-->

Diagnosa Dokter Menyatakan Overdosis Durian

Religi- Diagnosa Dokter Menyatakan Mabok Duren, xixixixi maaf ya masbrur baru nulis udah cekikikan.. abis mau gimana lagi, pada umumnya kalau udah berkaitan dengan Diagnosa dokter kan hasilnya penyakit ini penyakit itu.

Lah ini kok malah nyleneh kalau menurut saya, tapi ini bukan cerita fiksi atau karangan ya masbrur.. ini real dan nyata.. maaf tidak saya sebutkan namanya tapi hanya kisahnya saja supaya kita bisa belajar dari hikmah kejadian ini.

Ceritanya pagi ini liat wa dan buka chat keluarga, maklum saja kk semuanya jauh jd cuma komunikasi lewat chat grop keluarga di wa hihi, nah ada yang membuatku cekikikan waktu bacanya..

Diagnosa Overdosis Duren

Yaitu tadi Diagnosa dokter Menyatakan overdosis makan duren xixixixi gak bisa brenti tertawa.. hahahaha.

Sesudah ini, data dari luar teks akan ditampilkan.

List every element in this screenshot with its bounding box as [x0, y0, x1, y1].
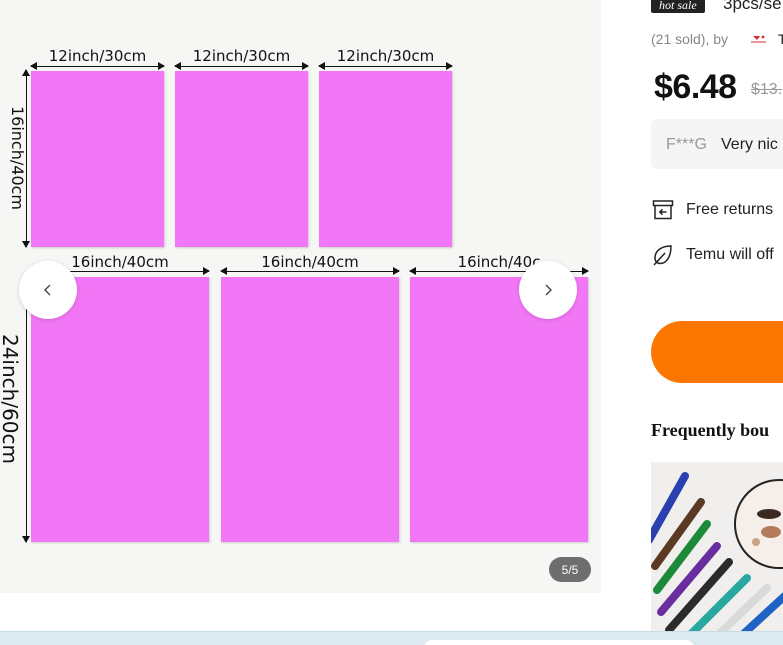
top-middle-width-label: 12inch/30cm: [192, 47, 291, 65]
chevron-left-icon: [44, 284, 51, 296]
previous-image-button[interactable]: [19, 261, 77, 319]
return-box-icon: [652, 200, 674, 220]
feature-eco[interactable]: Temu will off: [651, 243, 774, 267]
product-info-panel: hot sale 3pcs/se (21 sold), by T $6.48 $…: [651, 0, 783, 645]
hot-sale-badge: hot sale: [651, 0, 705, 13]
store-name[interactable]: T: [778, 31, 783, 47]
top-right-width-label: 12inch/30cm: [336, 47, 435, 65]
top-left-width-label: 12inch/30cm: [48, 47, 147, 65]
review-snippet[interactable]: F***G Very nic: [651, 119, 783, 169]
image-counter: 5/5: [549, 557, 591, 582]
bottom-height-label: 24inch/60cm: [0, 333, 22, 465]
top-height-label: 16inch/40cm: [8, 105, 27, 210]
frequently-bought-heading: Frequently bou: [651, 420, 770, 440]
store-logo-icon[interactable]: [750, 33, 768, 45]
canvas-panel-top-right: [319, 71, 452, 247]
chevron-right-icon: [545, 284, 552, 296]
review-text: Very nic: [721, 136, 778, 153]
canvas-panel-top-left: [31, 71, 164, 247]
eyeliner-pencils-image: [651, 462, 783, 632]
bottom-height-arrow: [21, 276, 31, 543]
original-price: $13.: [751, 81, 783, 98]
current-price: $6.48: [654, 68, 737, 106]
next-image-button[interactable]: [519, 261, 577, 319]
product-image-gallery[interactable]: 12inch/30cm 12inch/30cm 12inch/30cm 16in…: [0, 0, 601, 593]
canvas-panel-top-middle: [175, 71, 308, 247]
bottom-middle-width-label: 16inch/40cm: [261, 253, 359, 271]
product-title: 3pcs/se: [723, 0, 782, 13]
feature-free-returns[interactable]: Free returns: [651, 198, 773, 222]
leaf-icon: [653, 245, 672, 266]
add-to-cart-button[interactable]: [651, 321, 783, 383]
review-user: F***G: [666, 136, 707, 153]
feature-eco-label: Temu will off: [686, 246, 774, 263]
recommended-product-thumbnail[interactable]: [651, 462, 783, 632]
canvas-panel-bottom-middle: [221, 277, 399, 542]
sold-count: (21 sold), by: [651, 31, 729, 47]
feature-free-returns-label: Free returns: [686, 201, 774, 218]
bottom-banner-pill[interactable]: [424, 640, 694, 645]
canvas-panel-bottom-right: [410, 277, 588, 542]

Kok ya sampai segitunya...


Usut punya Usut, ternyata disana lagi musim duren.. jadi 50rb sudah dapet 2 buah duren ukuran jumbo.. belilah mereka beberapa buah dan awal ceritanya dimulai dari sini.

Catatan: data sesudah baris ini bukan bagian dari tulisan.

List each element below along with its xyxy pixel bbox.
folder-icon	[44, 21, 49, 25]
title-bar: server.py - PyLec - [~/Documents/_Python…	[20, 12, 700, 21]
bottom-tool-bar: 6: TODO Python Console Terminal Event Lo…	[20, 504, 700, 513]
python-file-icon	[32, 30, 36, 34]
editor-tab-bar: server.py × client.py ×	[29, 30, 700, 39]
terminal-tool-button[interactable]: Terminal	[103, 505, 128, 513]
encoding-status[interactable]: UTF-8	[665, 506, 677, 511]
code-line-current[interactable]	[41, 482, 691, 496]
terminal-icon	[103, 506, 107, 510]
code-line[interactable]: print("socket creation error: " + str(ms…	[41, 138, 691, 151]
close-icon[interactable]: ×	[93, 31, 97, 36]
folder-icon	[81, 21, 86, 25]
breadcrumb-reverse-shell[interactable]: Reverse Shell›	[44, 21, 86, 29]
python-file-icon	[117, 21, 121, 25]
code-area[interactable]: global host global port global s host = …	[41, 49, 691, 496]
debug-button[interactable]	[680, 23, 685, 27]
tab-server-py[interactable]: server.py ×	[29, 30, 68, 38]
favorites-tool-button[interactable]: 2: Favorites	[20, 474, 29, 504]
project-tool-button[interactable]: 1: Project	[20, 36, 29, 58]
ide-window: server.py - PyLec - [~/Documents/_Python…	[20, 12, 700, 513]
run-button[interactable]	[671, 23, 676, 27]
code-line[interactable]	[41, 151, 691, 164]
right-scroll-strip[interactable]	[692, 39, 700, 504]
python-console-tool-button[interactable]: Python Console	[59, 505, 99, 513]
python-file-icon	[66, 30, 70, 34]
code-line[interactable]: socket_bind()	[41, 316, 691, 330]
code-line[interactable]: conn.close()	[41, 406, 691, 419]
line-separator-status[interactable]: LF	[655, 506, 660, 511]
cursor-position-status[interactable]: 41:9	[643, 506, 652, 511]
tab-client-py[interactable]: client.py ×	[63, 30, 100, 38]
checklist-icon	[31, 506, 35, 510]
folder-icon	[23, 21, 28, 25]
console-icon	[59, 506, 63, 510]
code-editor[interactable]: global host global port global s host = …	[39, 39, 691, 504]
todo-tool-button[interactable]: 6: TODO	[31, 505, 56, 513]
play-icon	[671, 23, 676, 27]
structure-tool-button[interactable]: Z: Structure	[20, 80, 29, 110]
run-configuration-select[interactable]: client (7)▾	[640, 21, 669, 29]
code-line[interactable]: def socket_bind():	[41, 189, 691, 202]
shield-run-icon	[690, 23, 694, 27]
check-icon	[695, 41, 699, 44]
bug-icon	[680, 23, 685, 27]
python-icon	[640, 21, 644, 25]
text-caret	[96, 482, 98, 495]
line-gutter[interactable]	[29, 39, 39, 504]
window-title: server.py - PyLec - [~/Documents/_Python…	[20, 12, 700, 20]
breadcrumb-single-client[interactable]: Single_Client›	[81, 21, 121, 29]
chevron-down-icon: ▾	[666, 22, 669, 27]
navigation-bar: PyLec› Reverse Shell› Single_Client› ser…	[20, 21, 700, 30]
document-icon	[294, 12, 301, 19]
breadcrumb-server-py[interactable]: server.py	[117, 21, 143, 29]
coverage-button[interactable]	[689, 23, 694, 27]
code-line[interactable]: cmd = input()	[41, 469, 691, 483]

Karna beli banyak maka makanlah 2 buah duren sendirian (dihabisin sendiri) walhasil mabok tadi sampai muntah-muntah dan BAB, karna khawatir di bawa ke dokter, dan yang bikin ketawa diagnosanya mabok duren xixixi.

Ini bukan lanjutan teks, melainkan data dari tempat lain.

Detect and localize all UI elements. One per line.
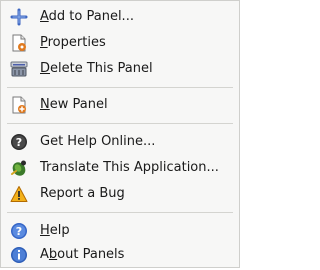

Bukan ketawa diatas penderitaan orang ya masbrur, tapi memang kasusnya ini lo yang langka. Kalau di tanya dengan yang bersangkutan bilangnya "mumpung musim" xixixi tapi bukan berarti harus makan 2 buah durian ukuran jumbo sekaligus kan?

Hikmah Disetiap Musibah

Ada 2 pelajaran berharga dari kejadian ini yang bisa kita ambil dan dijadikan pengajaran.

Pertama

Ada Batasan Untuk Setiap Hal, bukan hanya masalah Norma atau peraturan yang dibatasi tetapi dalam hal makanan pun ada batasnya, perut manusia tidak akan mampu menampung semua makanan sekaligus ada proses yang harus di lalui.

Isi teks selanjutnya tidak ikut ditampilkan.